Further on taxis:I tend to converse with the driver when I’m traveling alone. Who else is there to talk with? The awkwardness is more common when I’m with someone else.
Yeah, Alan, I can totally relate to that.And in fact, I often find myself “editing” my conversation with my taxi companions so that not too much personal information is disclosed or discussed in the taxi, since if we don’t include the driver in our conversation, then the driver becomes an “unintentional eaves-dropper.”That’s why I tend to try and choose “generic” topics that all of us, including the driver, can participate in, such as the weather, or the latest football/basketball/baseball/soccer game, or an interesting movie we’ve seen… Then either these will lead to more interesting topics that we can all discuss; or, the driver will be distracted by his cab-radio and will cease his conversation with us, thereby leaving us to talk amongst ourselves (which brings us back to “editing” our conversation again); or, we will have arrived at our destination and need simply pay for the ride and bid each other fare well.
Two months ago a friend decided to lend us his car to use for 8 months while he went off to Spain.

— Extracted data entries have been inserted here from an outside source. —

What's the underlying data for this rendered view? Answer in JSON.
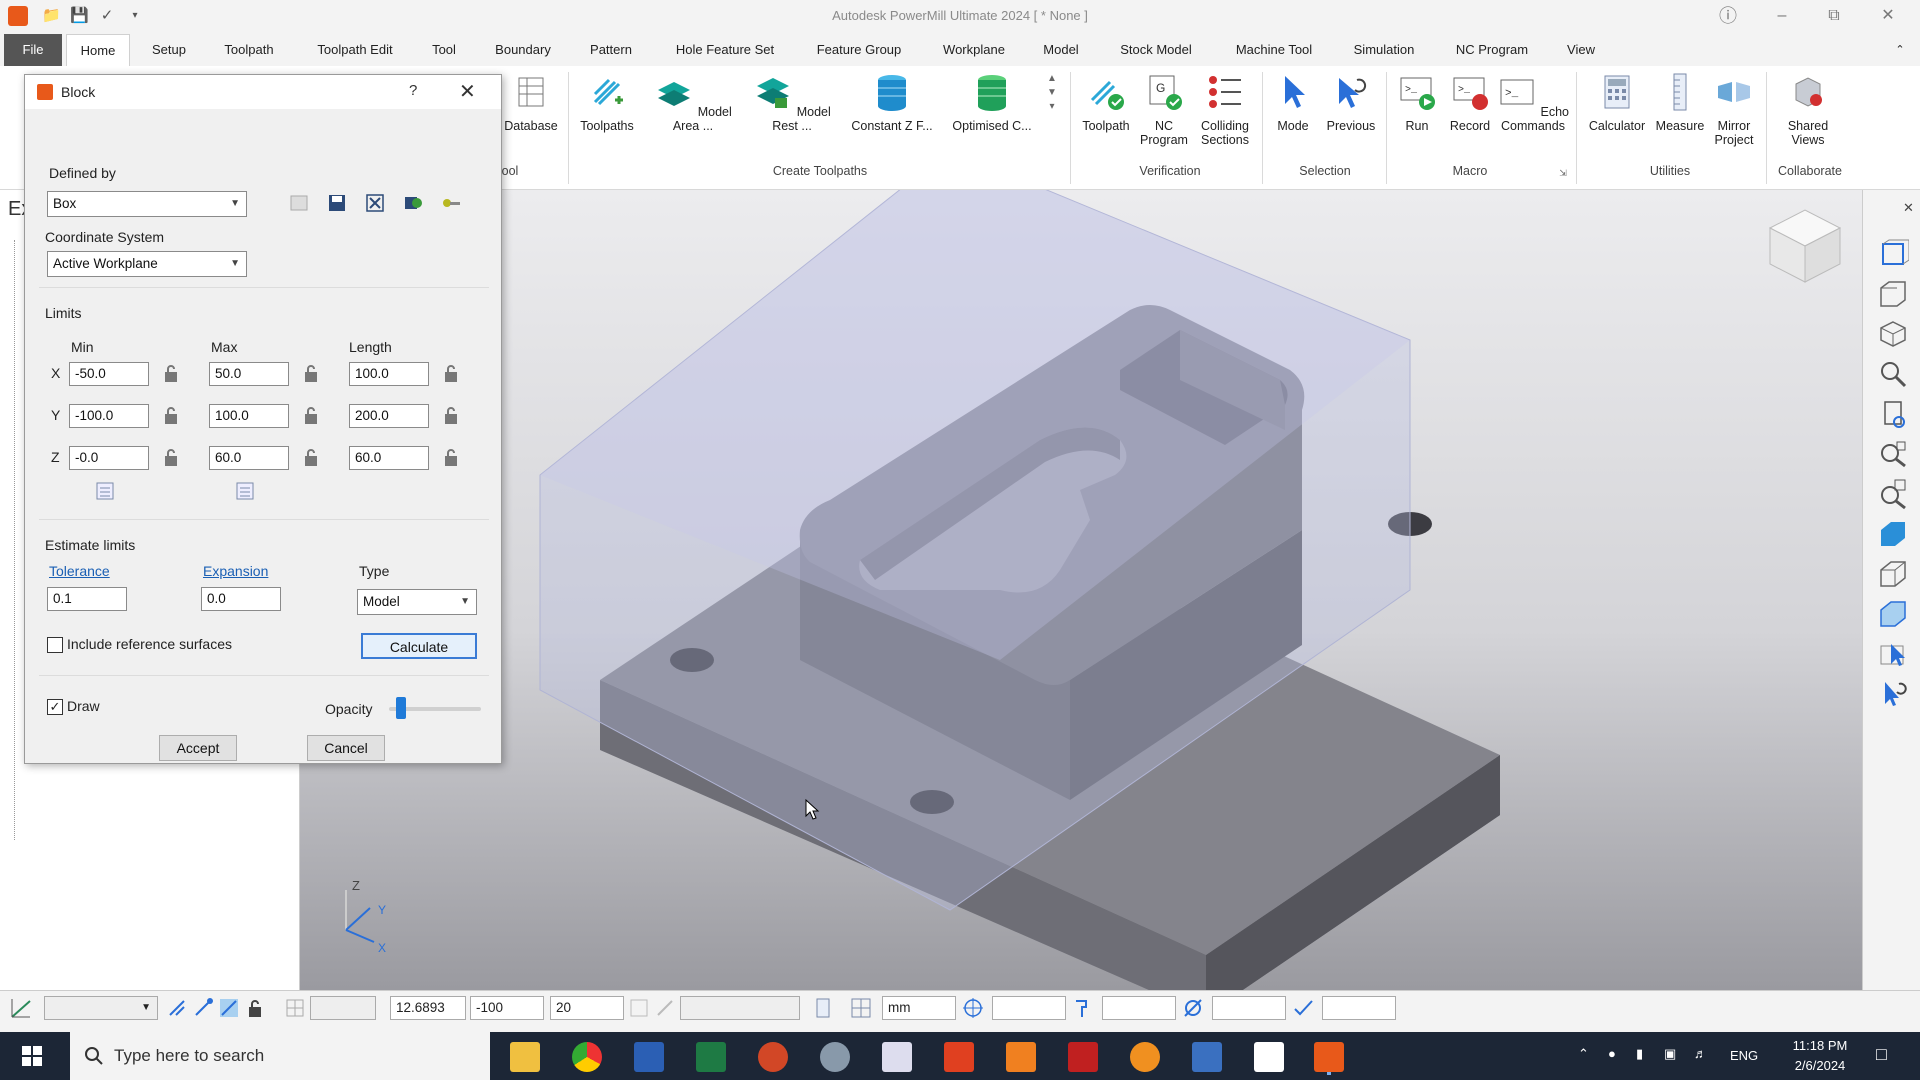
{
  "window": {
    "title": "Autodesk PowerMill Ultimate 2024   [ * None ]"
  },
  "tabs": [
    {
      "label": "File"
    },
    {
      "label": "Home"
    },
    {
      "label": "Setup"
    },
    {
      "label": "Toolpath"
    },
    {
      "label": "Toolpath Edit"
    },
    {
      "label": "Tool"
    },
    {
      "label": "Boundary"
    },
    {
      "label": "Pattern"
    },
    {
      "label": "Hole Feature Set"
    },
    {
      "label": "Feature Group"
    },
    {
      "label": "Workplane"
    },
    {
      "label": "Model"
    },
    {
      "label": "Stock Model"
    },
    {
      "label": "Machine Tool"
    },
    {
      "label": "Simulation"
    },
    {
      "label": "NC Program"
    },
    {
      "label": "View"
    }
  ],
  "ribbon": {
    "tool_group_fragment": "ool",
    "database": "Database",
    "toolpaths": "Toolpaths",
    "model_area": "Model Area ...",
    "model_rest": "Model Rest ...",
    "constant_z": "Constant Z F...",
    "optimised": "Optimised C...",
    "create_toolpaths": "Create Toolpaths",
    "toolpath_verify": "Toolpath",
    "nc_program_1": "NC",
    "nc_program_2": "Program",
    "colliding_1": "Colliding",
    "colliding_2": "Sections",
    "verification": "Verification",
    "mode": "Mode",
    "previous": "Previous",
    "selection": "Selection",
    "run": "Run",
    "record": "Record",
    "echo_1": "Echo",
    "echo_2": "Commands",
    "macro": "Macro",
    "calculator": "Calculator",
    "measure": "Measure",
    "mirror_1": "Mirror",
    "mirror_2": "Project",
    "utilities": "Utilities",
    "shared_1": "Shared",
    "shared_2": "Views",
    "collaborate": "Collaborate"
  },
  "leftpanel": {
    "fragment": "Ex"
  },
  "dialog": {
    "title": "Block",
    "help": "?",
    "defined_by_label": "Defined by",
    "defined_by_value": "Box",
    "coord_label": "Coordinate System",
    "coord_value": "Active Workplane",
    "limits_label": "Limits",
    "col_min": "Min",
    "col_max": "Max",
    "col_length": "Length",
    "rows": [
      {
        "axis": "X",
        "min": "-50.0",
        "max": "50.0",
        "length": "100.0"
      },
      {
        "axis": "Y",
        "min": "-100.0",
        "max": "100.0",
        "length": "200.0"
      },
      {
        "axis": "Z",
        "min": "-0.0",
        "max": "60.0",
        "length": "60.0"
      }
    ],
    "estimate_label": "Estimate limits",
    "tolerance_label": "Tolerance",
    "tolerance_value": "0.1",
    "expansion_label": "Expansion",
    "expansion_value": "0.0",
    "type_label": "Type",
    "type_value": "Model",
    "include_ref": "Include reference surfaces",
    "include_ref_checked": false,
    "calculate": "Calculate",
    "draw": "Draw",
    "draw_checked": true,
    "opacity_label": "Opacity",
    "opacity_level": 0.08,
    "accept": "Accept",
    "cancel": "Cancel"
  },
  "axis_triad": {
    "z": "Z",
    "y": "Y",
    "x": "X"
  },
  "status": {
    "x": "12.6893",
    "y": "-100",
    "z": "20",
    "units": "mm"
  },
  "taskbar": {
    "search_placeholder": "Type here to search",
    "lang": "ENG",
    "time": "11:18 PM",
    "date": "2/6/2024"
  }
}
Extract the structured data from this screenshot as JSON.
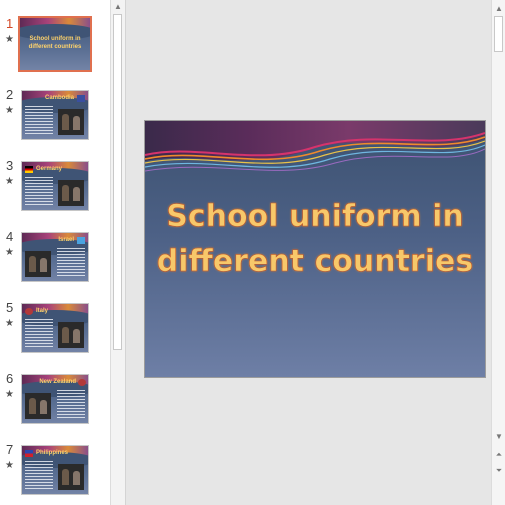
{
  "slides": [
    {
      "number": "1",
      "star": "★",
      "title": "School uniform in different countries"
    },
    {
      "number": "2",
      "star": "★",
      "country": "Cambodia"
    },
    {
      "number": "3",
      "star": "★",
      "country": "Germany"
    },
    {
      "number": "4",
      "star": "★",
      "country": "Israel"
    },
    {
      "number": "5",
      "star": "★",
      "country": "Italy"
    },
    {
      "number": "6",
      "star": "★",
      "country": "New Zealand"
    },
    {
      "number": "7",
      "star": "★",
      "country": "Philippines"
    }
  ],
  "main_slide": {
    "title": "School uniform in different countries"
  },
  "scroll_icons": {
    "up": "▲",
    "down": "▼",
    "prev_slide": "⏶",
    "next_slide": "⏷"
  },
  "colors": {
    "active_border": "#e0704f",
    "title_text": "#f7c86a",
    "slide_bg_top": "#3c5170",
    "slide_bg_bottom": "#6e7fa6"
  }
}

We thought it would be useful to us, being a family of three, but honestly we don’t think its worth it. We live in Vancouver, so we have density on our side. Both my partner and I take transit or ride bikes to work and our daughter walks a total of 5 kilometres to and from school, because get this – she likes to walk. We’ve all grown up without cars and are able to manage jobs, recreation, activities just fine without. If I knew we would have to spend $200 on insurance every month plus gas, I would have told my friend keep the car – we’ll just be decadent when it comes to cabs.